2.Interposto recurso desta decisão para o Tribunal Constitucional, foi decido por este Alto Tribunal, em processo de fiscalização concreta, conceder provimento ao referido recurso, não julgando inconstitucionais as normas cuja aplicação foi recusada pela decisão então recorrida (cfr. Acórdão de fls. 36). O Acórdão, no que toca à fundamentação, remeteu para os Acórdãos do Tribunal Constitucional n.º 760/95 e 761/95, ambos de 20.12.95 (publicados no D.R., II.' série, n.' 28 de 02.02.96), e n.o 118/96.
3.Regressado o processo à 1ª instância, o Meritíssimo Juiz, novamente em despacho saneador, voltou a julgar procedentes os embargos com fundamento na falta de alegação, por parte do embargado (e ora reclamado), dos factos constitutivos do seu direito. Segundo a doutrina deste despacho saneador, a alegação, em embargos de executado, pela embargante, da inexistência de uma obrigação de indemnizar a seu cargo, veio lançar o ónus da prova da verificação desses pressupostos sobre o exequente, face ao disposto no art.º 342.º n.oº1 do Código Civil.
4.Interposto recurso de apelação para o Tribunal da Relação de Évora, este Venerando Tribunal veio a decidir pela procedência do recurso e consequente revogação do saneador sentença apelado.
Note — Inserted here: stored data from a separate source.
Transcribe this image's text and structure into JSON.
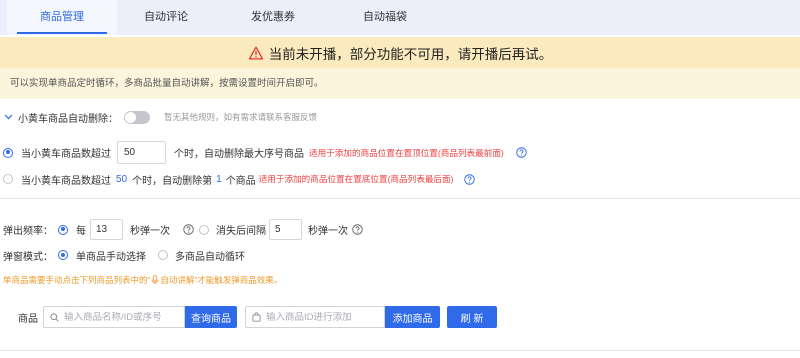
{
  "colors": {
    "primary": "#2f6ae8",
    "tab_bar_bg": "#eceffa",
    "warning_bg": "#fbeabd",
    "info_bg": "#fdf4dc",
    "danger": "#ee4040",
    "note_orange": "#ef9b2c",
    "warning_icon": "#e53935"
  },
  "tabs": [
    {
      "label": "商品管理",
      "active": true
    },
    {
      "label": "自动评论",
      "active": false
    },
    {
      "label": "发优惠券",
      "active": false
    },
    {
      "label": "自动福袋",
      "active": false
    }
  ],
  "warning_banner": {
    "icon": "warning-triangle-icon",
    "text": "当前未开播，部分功能不可用，请开播后再试。"
  },
  "info_banner": {
    "text": "可以实现单商品定时循环，多商品批量自动讲解，按需设置时间开启即可。"
  },
  "auto_delete": {
    "expand_icon": "chevron-down-icon",
    "label": "小黄车商品自动删除：",
    "enabled": false,
    "hint": "暂无其他规则，如有需求请联系客服反馈",
    "options": [
      {
        "selected": true,
        "prefix": "当小黄车商品数超过",
        "threshold": "50",
        "suffix": "个时，自动删除最大序号商品",
        "note": "适用于添加的商品位置在置顶位置(商品列表最前面)"
      },
      {
        "selected": false,
        "prefix": "当小黄车商品数超过",
        "threshold": "50",
        "middle": "个时，自动删除第",
        "position": "1",
        "suffix": "个商品",
        "note": "适用于添加的商品位置在置底位置(商品列表最后面)"
      }
    ]
  },
  "popup_frequency": {
    "label": "弹出频率：",
    "options": [
      {
        "selected": true,
        "prefix": "每",
        "value": "13",
        "suffix": "秒弹一次"
      },
      {
        "selected": false,
        "prefix": "消失后间隔",
        "value": "5",
        "suffix": "秒弹一次"
      }
    ]
  },
  "popup_mode": {
    "label": "弹窗模式：",
    "options": [
      {
        "selected": true,
        "label": "单商品手动选择"
      },
      {
        "selected": false,
        "label": "多商品自动循环"
      }
    ]
  },
  "mode_note": {
    "before": "单商品需要手动点击下列商品列表中的“",
    "icon": "microphone-icon",
    "highlight": "自动讲解",
    "after": "”才能触发弹商品效果。"
  },
  "product_search": {
    "label": "商品",
    "search_icon": "search-icon",
    "search_placeholder": "输入商品名称/ID或序号",
    "search_button": "查询商品",
    "add_icon": "shopping-bag-icon",
    "add_placeholder": "输入商品ID进行添加",
    "add_button": "添加商品",
    "refresh_button": "刷 新"
  }
}
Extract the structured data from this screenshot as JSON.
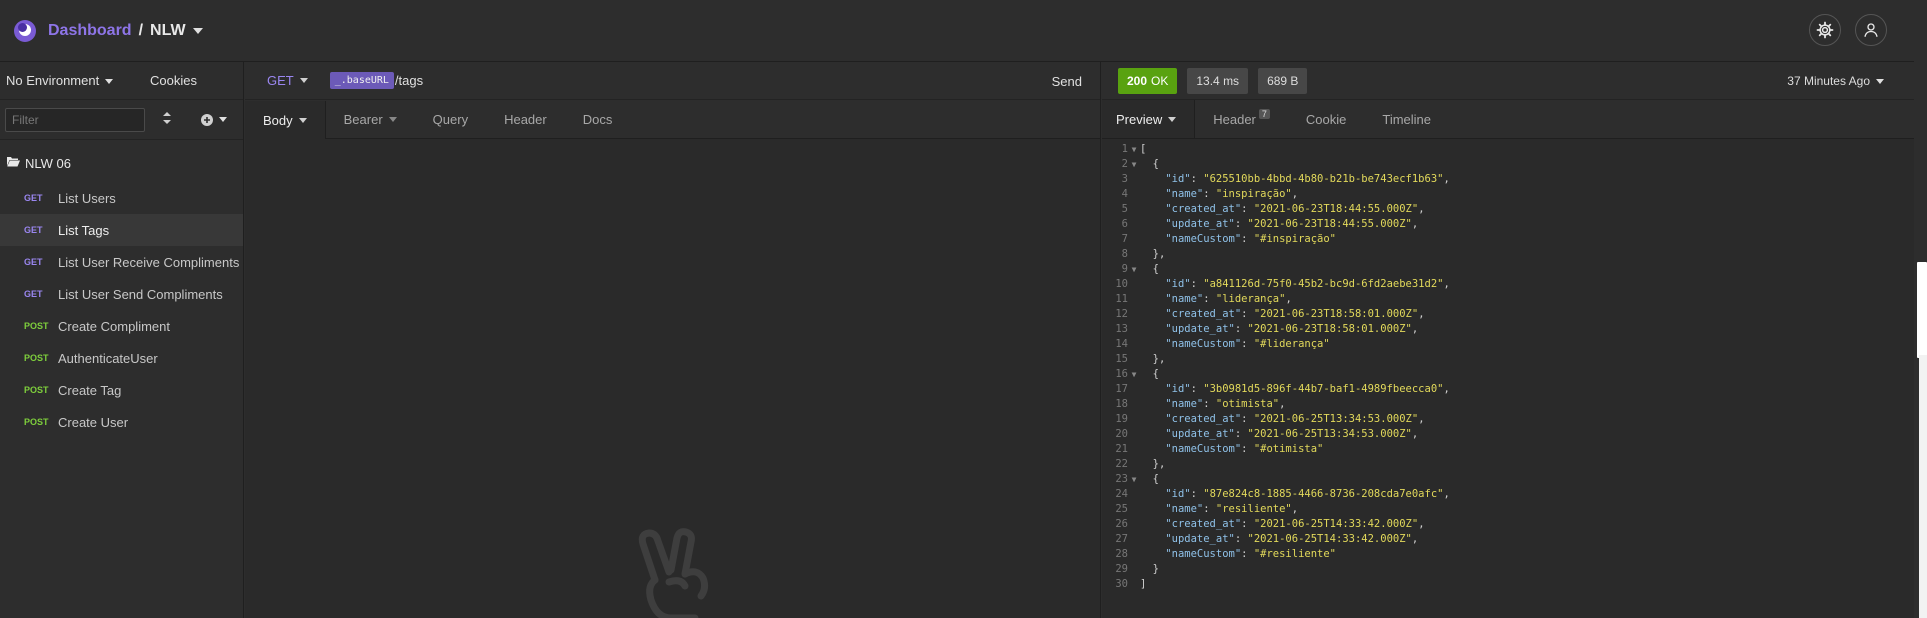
{
  "header": {
    "breadcrumb_root": "Dashboard",
    "separator": "/",
    "project": "NLW"
  },
  "sidebar": {
    "environment": "No Environment",
    "cookies": "Cookies",
    "filter_placeholder": "Filter",
    "folder": "NLW 06",
    "requests": [
      {
        "method": "GET",
        "name": "List Users",
        "active": false
      },
      {
        "method": "GET",
        "name": "List Tags",
        "active": true
      },
      {
        "method": "GET",
        "name": "List User Receive Compliments",
        "active": false
      },
      {
        "method": "GET",
        "name": "List User Send Compliments",
        "active": false
      },
      {
        "method": "POST",
        "name": "Create Compliment",
        "active": false
      },
      {
        "method": "POST",
        "name": "AuthenticateUser",
        "active": false
      },
      {
        "method": "POST",
        "name": "Create Tag",
        "active": false
      },
      {
        "method": "POST",
        "name": "Create User",
        "active": false
      }
    ]
  },
  "request": {
    "method": "GET",
    "variable": "_.baseURL",
    "path": "/tags",
    "send": "Send",
    "tabs": [
      "Body",
      "Bearer",
      "Query",
      "Header",
      "Docs"
    ]
  },
  "response": {
    "status_code": "200",
    "status_text": "OK",
    "time": "13.4 ms",
    "size": "689 B",
    "ago": "37 Minutes Ago",
    "tabs": {
      "preview": "Preview",
      "header": "Header",
      "header_count": "7",
      "cookie": "Cookie",
      "timeline": "Timeline"
    },
    "body_lines": [
      "[",
      "  {",
      "    \"id\": \"625510bb-4bbd-4b80-b21b-be743ecf1b63\",",
      "    \"name\": \"inspiração\",",
      "    \"created_at\": \"2021-06-23T18:44:55.000Z\",",
      "    \"update_at\": \"2021-06-23T18:44:55.000Z\",",
      "    \"nameCustom\": \"#inspiração\"",
      "  },",
      "  {",
      "    \"id\": \"a841126d-75f0-45b2-bc9d-6fd2aebe31d2\",",
      "    \"name\": \"liderança\",",
      "    \"created_at\": \"2021-06-23T18:58:01.000Z\",",
      "    \"update_at\": \"2021-06-23T18:58:01.000Z\",",
      "    \"nameCustom\": \"#liderança\"",
      "  },",
      "  {",
      "    \"id\": \"3b0981d5-896f-44b7-baf1-4989fbeecca0\",",
      "    \"name\": \"otimista\",",
      "    \"created_at\": \"2021-06-25T13:34:53.000Z\",",
      "    \"update_at\": \"2021-06-25T13:34:53.000Z\",",
      "    \"nameCustom\": \"#otimista\"",
      "  },",
      "  {",
      "    \"id\": \"87e824c8-1885-4466-8736-208cda7e0afc\",",
      "    \"name\": \"resiliente\",",
      "    \"created_at\": \"2021-06-25T14:33:42.000Z\",",
      "    \"update_at\": \"2021-06-25T14:33:42.000Z\",",
      "    \"nameCustom\": \"#resiliente\"",
      "  }",
      "]"
    ],
    "foldable_lines": [
      1,
      2,
      9,
      16,
      23
    ]
  },
  "colors": {
    "accent": "#8e75e8",
    "get": "#9a86f0",
    "post": "#7ecf3c",
    "ok": "#59a210",
    "json_key": "#8fc1e8",
    "json_string": "#e2d95b"
  }
}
O fundamento que sustenta esta decisão é o de que os citados artºs 2.o n.o 2 alínea a) e 4.' do DL 194/92, ao atribuírem força executiva às certidões de dívidas hospitalares, fazem consequentemente recaír sobre o embargante/executado, em sede de embargos, o ónus de alegar e provar os factos que o exoneram da responsabilidade de pagamento dessas dívidas.
5. Inconformada com este aresto, e subscrevendo um entendimento que ganha força nos nossos tribunais superiores (cfr. Acórdão da Relação do Porto de 10.IO.95, CJ, 1995, IV, págs. 215 e segs. e Acórdão da Relação de Lisboa, de 02.05.96, CJ,
1996, III, págs. 82 e segs.), veio a ora reclamante dele interpor recurso para o Tribunal Constitucional, alegando que, com a interpretação que deles se fez no referido acórdão, os artºs 2.º n.º2 alínea a) e 4.º do DL 194/92, então sim, violariam claramente, quer o art.º 205.º, quer o artº 2º da C. R. P.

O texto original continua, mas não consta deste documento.